You can't have it all.
If the continuous player experience is important, then it needs to be easier to avoid the "wrong" choices, non-death consequences need to be prevalent, or death needs to become a lot less of an obstacle.
There are a variety of ways to accomplish any of those, but the core of the issue is that you can't have characters balanced on the knife's edge of mortal danger all the time without the very real risks of said mortal danger. But this is a game, and so it's expected that the balance will be generally tipped in the players' favor.
Avoiding the wrong choices
My number one suggestion is to provide lots of information to the players on what's going on and what the likely consequences of actions are. If there's a wrong side to align themselves with, and doing so will almost certainly lead to a TPK, then your players need to have enough information to identify that that side is the wrong one before they choose.
This may be difficult in a political intrigue-focused game, but you can find ways to convey relevant information incidentally. If players are being courted by the Order of Plot Cannon Fodder, perhaps you pepper the game with information about how that group's military forces are inferior to others', they have no good political leverage to use, they are seriously mistaken in some of their assumptions, and they don't actually have a plan that leads to success (i.e., phase 1: steal underpants; phase 2: …; phase 3: profits!). This works best if the game is strongly plotted, and factions are pre-destined to succeed or fail at specific times in specific ways.
If the setting is less rigid and you want player agency to matter more, then it should be less pre-defined for certain factions to be the wrong choices. It may be the case that either group A or group B will fall during the first chapter, but the players' involvement with one or the other will be decisive in which group it is that collapses. The one they choose is fundamentally right, because the next missions will be to damage the other group and lead to its downfall.
But if choosing the wrong option between A and B results in death (and the end of the story/experience you want to convey), then you aren't really presenting a choice. If there's no meaningful choice to be had, then don't pretend that there is just so that the players can effectively end the story early through arbitrary failure.
Intermediate consequences
This is the one I've used most in my politically-focused games. It's possible to soften the consequences of a wrong choice in many circumstances. In the heat of battle, bad decisions may well lead to PC death. But outside of that a pack of scheming, unscrupulous individuals might try to find other options. A party that makes a bad choice, angering the leader of group A, might lead to that leader killing them through means the party cannot resist. Or that leader might leverage the party's mistake as blackmail material, or a source of misinformation to foster, or imprison them for later use, or PCs are tortured in ways that have mechanical consequences (maybe a persistent stat penalty, disadvantage against certain creatures or groups, or something), or any number of other elements.

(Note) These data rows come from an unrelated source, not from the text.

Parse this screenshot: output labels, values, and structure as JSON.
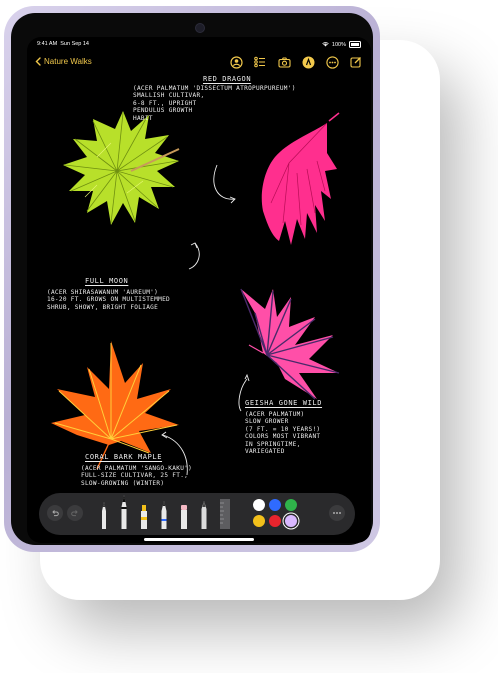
{
  "status": {
    "time": "9:41 AM",
    "date": "Sun Sep 14",
    "battery": "100%"
  },
  "nav": {
    "back_label": "Nature Walks"
  },
  "notes": {
    "red_dragon": {
      "title": "RED DRAGON",
      "body": "(ACER PALMATUM 'DISSECTUM ATROPURPUREUM')\nSMALLISH CULTIVAR,\n6-8 FT., UPRIGHT\nPENDULUS GROWTH\nHABIT"
    },
    "full_moon": {
      "title": "FULL MOON",
      "body": "(ACER SHIRASAWANUM 'AUREUM')\n16-20 FT. GROWS ON MULTISTEMMED\nSHRUB, SHOWY, BRIGHT FOLIAGE"
    },
    "geisha": {
      "title": "GEISHA GONE WILD",
      "body": "(ACER PALMATUM)\nSLOW GROWER\n(7 FT. = 10 YEARS!)\nCOLORS MOST VIBRANT\nIN SPRINGTIME,\nVARIEGATED"
    },
    "coral": {
      "title": "CORAL BARK MAPLE",
      "body": "(ACER PALMATUM 'SANGO-KAKU')\nFULL-SIZE CULTIVAR, 25 FT.,\nSLOW-GROWING (WINTER)"
    }
  },
  "colors": {
    "accent": "#f2c94c",
    "leaf_green": "#b8e02a",
    "leaf_pink": "#ff2f8e",
    "leaf_magenta": "#ff4fa8",
    "leaf_orange": "#ff6a14",
    "swatches": [
      "#ffffff",
      "#2f6bff",
      "#2fb34a",
      "#f2c01b",
      "#e8242d",
      "#d9b8ff"
    ]
  },
  "icons": {
    "nav": [
      "back-chevron-icon",
      "collaborate-icon",
      "checklist-icon",
      "camera-icon",
      "markup-icon",
      "more-icon",
      "compose-icon"
    ],
    "toolbar": [
      "undo-icon",
      "redo-icon",
      "monoline-pen-icon",
      "fountain-pen-icon",
      "highlighter-icon",
      "pencil-icon",
      "eraser-icon",
      "crayon-icon",
      "ruler-icon",
      "more-icon"
    ]
  }
}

The point here being that while death may be a plausible, thematically appropriate outcome to mistakes you don't have to use it. PC death can still be an ever-present danger without being the sole danger the PCs face. I would imagine that in the Nine Hells there are many fates worse than death but which a PC might escape or be rescued from in some way.
Death is really just an inconvenience
This is my least favorite of the three options because I think it's hard to pull off well, but it definitely is an option. Many of the other answers have suggested approaches to this, so I won't rehash them here, but this is the ultimate backstop. If a TPK doesn't end the story or break character continuity, then the risk evaporates.
The major reason I don't like this option is that it imposes significant worldbuilding issues (as other answers also point out). An antagonist is unlikely to consider a TPK a good way to deal with the PCs after a wrong choice because that won't really hinder the PCs. As a result, NPCs assigning missions will probably not consider mortal risk to be at all important, and it would not be plausible for NPC antagonists to prefer killing to other alternatives (like permanent maiming and imprisonment).
The main point being that permanently stopping the PCs is almost certainly going to be the antagonists' goal. Normally a TPK will accomplish that, which is why antagonists try to kill PCs. If a TPK won't cut it, then antagonists won't put much effort into that approach and would instead focus on some alternative that will accomplish the same mechanical goal.
The other reason I don't like it is that it drains most of the tension from scenarios that D&D provides. Death is a serious, though not insurmountable, consequence and so players try to avoid it. The risk creates excitement and makes player choices meaningful. If the consequences of death are basically nothing at all, then that excitement is gone. It can be replaced with other sources of excitement, but that can be difficult to do. What would the PCs by trying to avoid if death is irrelevant?